In recent years, much profit-seeking real capital has strayed outside the central financial supervision system, prompting localities to become the hardest hit by various financial chaos. Thus, implementing the local financial supervision reform is significant in promoting the return of finance to the real economy.
Using the quasi-natural experiment of local financial “office-promoted-to-bureau” in 2018, this paper investigates whether the local financial supervision reform can promote the return of entity enterprises to their basics. The empirical results show that the local financial supervision reform significantly inhibits the financialization of entity enterprises.
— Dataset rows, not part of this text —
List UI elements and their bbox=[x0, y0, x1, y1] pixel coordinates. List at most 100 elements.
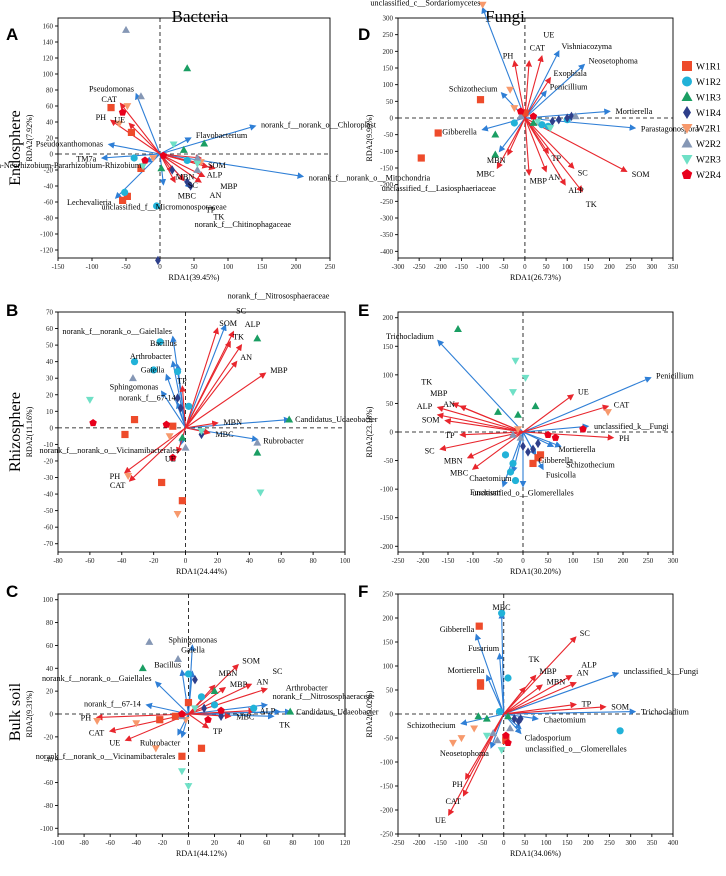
vector-label: UE bbox=[165, 454, 176, 463]
env-arrow bbox=[524, 117, 566, 186]
vector-label: SOM bbox=[219, 319, 237, 328]
sample-point bbox=[158, 478, 166, 487]
row-title-bulk-soil: Bulk soil bbox=[7, 682, 24, 741]
x-tick-label: -150 bbox=[52, 263, 65, 271]
sample-point bbox=[253, 438, 262, 446]
vector-label: Mortierella bbox=[558, 445, 595, 454]
vector-label: unclassified_f__Lasiosphaeriaceae bbox=[382, 184, 496, 193]
legend-label: W1R4 bbox=[696, 109, 721, 119]
y-tick-label: -50 bbox=[44, 507, 54, 515]
x-tick-label: 60 bbox=[278, 557, 286, 565]
sample-point bbox=[123, 103, 132, 111]
legend-label: W1R3 bbox=[696, 94, 721, 104]
sample-point bbox=[127, 128, 136, 136]
legend-marker bbox=[681, 169, 693, 179]
y-tick-label: -50 bbox=[384, 735, 394, 743]
vector-label: MBN bbox=[547, 678, 566, 687]
vector-label: AN bbox=[256, 678, 268, 687]
sample-point bbox=[536, 451, 545, 459]
vector-label: Candidatus_Udaeobacter bbox=[295, 415, 378, 424]
sample-point bbox=[185, 402, 193, 410]
sample-point bbox=[178, 497, 186, 505]
sample-point bbox=[506, 86, 515, 94]
legend-marker bbox=[681, 124, 693, 134]
sample-point bbox=[121, 188, 129, 196]
sample-point bbox=[501, 451, 510, 459]
vector-label: Mortierella bbox=[448, 666, 485, 675]
y-tick-label: 150 bbox=[383, 343, 394, 351]
y-tick-label: 40 bbox=[46, 665, 54, 673]
legend-marker bbox=[682, 61, 692, 71]
vector-label: ALP bbox=[568, 186, 584, 195]
sample-point bbox=[107, 104, 115, 112]
vector-label: PH bbox=[96, 113, 107, 122]
vector-label: Bacillus bbox=[154, 661, 181, 670]
vector-label: TP bbox=[177, 377, 187, 386]
y-tick-label: 40 bbox=[46, 119, 54, 127]
vector-label: Cladosporium bbox=[525, 734, 572, 743]
vector-label: MBP bbox=[530, 177, 548, 186]
sample-point bbox=[138, 664, 147, 672]
vector-label: Candidatus_Udaeobacter bbox=[296, 708, 379, 717]
x-tick-label: -60 bbox=[85, 557, 95, 565]
x-tick-label: 350 bbox=[647, 839, 658, 847]
sample-point bbox=[509, 459, 517, 468]
panel-e: -250 -200 -150 -100 -50 0 50 100 150 200 250 300 -20… bbox=[365, 311, 694, 576]
sample-point bbox=[130, 415, 139, 424]
x-tick-label: 250 bbox=[643, 557, 654, 565]
y-tick-label: -100 bbox=[40, 825, 53, 833]
sample-point bbox=[174, 393, 181, 403]
x-axis-title: RDA1(30.20%) bbox=[510, 567, 561, 576]
env-arrow bbox=[503, 674, 573, 715]
panel-b: -80 -60 -40 -20 0 20 40 60 80 100-70-60-50-40-30-… bbox=[25, 292, 378, 576]
vector-label: MBN bbox=[219, 669, 238, 678]
sample-point bbox=[516, 112, 525, 120]
sample-point bbox=[184, 698, 193, 707]
vector-label: AN bbox=[548, 173, 560, 182]
x-tick-label: 150 bbox=[257, 263, 268, 271]
sample-point bbox=[525, 447, 531, 457]
vector-label: Gibberella bbox=[538, 456, 573, 465]
vector-label: ALP bbox=[245, 320, 261, 329]
x-tick-label: 150 bbox=[562, 839, 573, 847]
x-tick-label: -100 bbox=[86, 263, 99, 271]
vector-label: TK bbox=[213, 212, 224, 221]
sample-point bbox=[256, 489, 265, 497]
sample-point bbox=[179, 145, 188, 153]
env-arrow bbox=[503, 681, 577, 715]
env-arrow bbox=[185, 427, 211, 435]
vector-label: Fusicolla bbox=[546, 470, 576, 479]
sample-point bbox=[470, 725, 479, 733]
sample-point bbox=[157, 164, 166, 172]
sample-point bbox=[145, 637, 154, 645]
vector-label: MBC bbox=[178, 191, 197, 200]
y-tick-label: -100 bbox=[380, 759, 393, 767]
vector-label: MBN bbox=[444, 456, 463, 465]
y-tick-label: -60 bbox=[44, 779, 54, 787]
y-tick-label: 70 bbox=[46, 309, 54, 317]
vector-label: Trichocladium bbox=[641, 707, 690, 716]
y-tick-label: -350 bbox=[380, 231, 393, 239]
sample-point bbox=[197, 744, 206, 752]
sample-point bbox=[253, 448, 262, 456]
y-tick-label: 0 bbox=[390, 115, 394, 123]
vector-label: Chaetomium bbox=[544, 716, 587, 725]
sample-point bbox=[183, 156, 191, 164]
sample-point bbox=[169, 165, 176, 175]
vector-label: AN bbox=[240, 353, 252, 362]
x-tick-label: 100 bbox=[562, 263, 573, 271]
env-arrow bbox=[503, 701, 578, 715]
x-tick-label: 40 bbox=[246, 557, 254, 565]
panel-a: -150 -100 -50 0 50 100 150 200 250-120-100-80-60… bbox=[0, 17, 431, 282]
env-arrow bbox=[503, 684, 543, 715]
sample-point bbox=[521, 374, 530, 382]
taxa-arrow bbox=[159, 153, 305, 179]
vector-label: CAT bbox=[614, 401, 629, 410]
y-tick-label: 20 bbox=[46, 391, 54, 399]
env-arrow bbox=[439, 431, 524, 452]
y-tick-label: -60 bbox=[44, 524, 54, 532]
taxa-arrow bbox=[159, 124, 257, 155]
sample-point bbox=[515, 716, 522, 726]
env-arrow bbox=[179, 385, 187, 428]
env-arrow bbox=[522, 404, 610, 433]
Further analysis suggests that the local financial supervision reform squeezes out financial assets allocated by entity enterprises for “profit-seeking motives”, which is achieved by blocking the channels for shadow banking participation and informal financial investment. In addition, the local financial supervision reform promotes the return of entity enterprises to their basics by improving their investment and performance of the main business. Heterogeneity analysis shows that the inhibitory effect of the local financial supervision reform on the financialization of entity enterprises is mainly reflected in regions with a poorer institutional environment, a higher degree of fiscal decentralization, a larger issuance of municipal corporate bonds, and a lower degree of banking competition.
This paper has the following marginal contributions: First, it focuses on the relationship between the local financial supervision reform and the return of entity enterprises to their basics, expanding in depth the literature on the real economy effect of the financial supervision reform. Second, it accurately assesses the policy effect of the local financial supervision reform, which is a meaningful supplement to the relevant literature on the evaluation of local financial supervision effectiveness. Third, it analyzes the mechanism through which the effect of the financial supervision reform is transmitted to entity enterprises, contributing to a deeper understanding of how to guide the rational return of finance to the real economy.
In terms of policy suggestions, on the one hand, there is a need to harmonize the division of powers and responsibilities between the central and local governments, strengthen the governance of regional financial chaos, and improve local financial supervision; on the other hand, local financial supervisors should strengthen comprehensive local financial supervision, and highlight functional and behavioral supervision. In addition, in the process of strengthening local financial supervision, attention should also be paid to optimizing the institutional environment.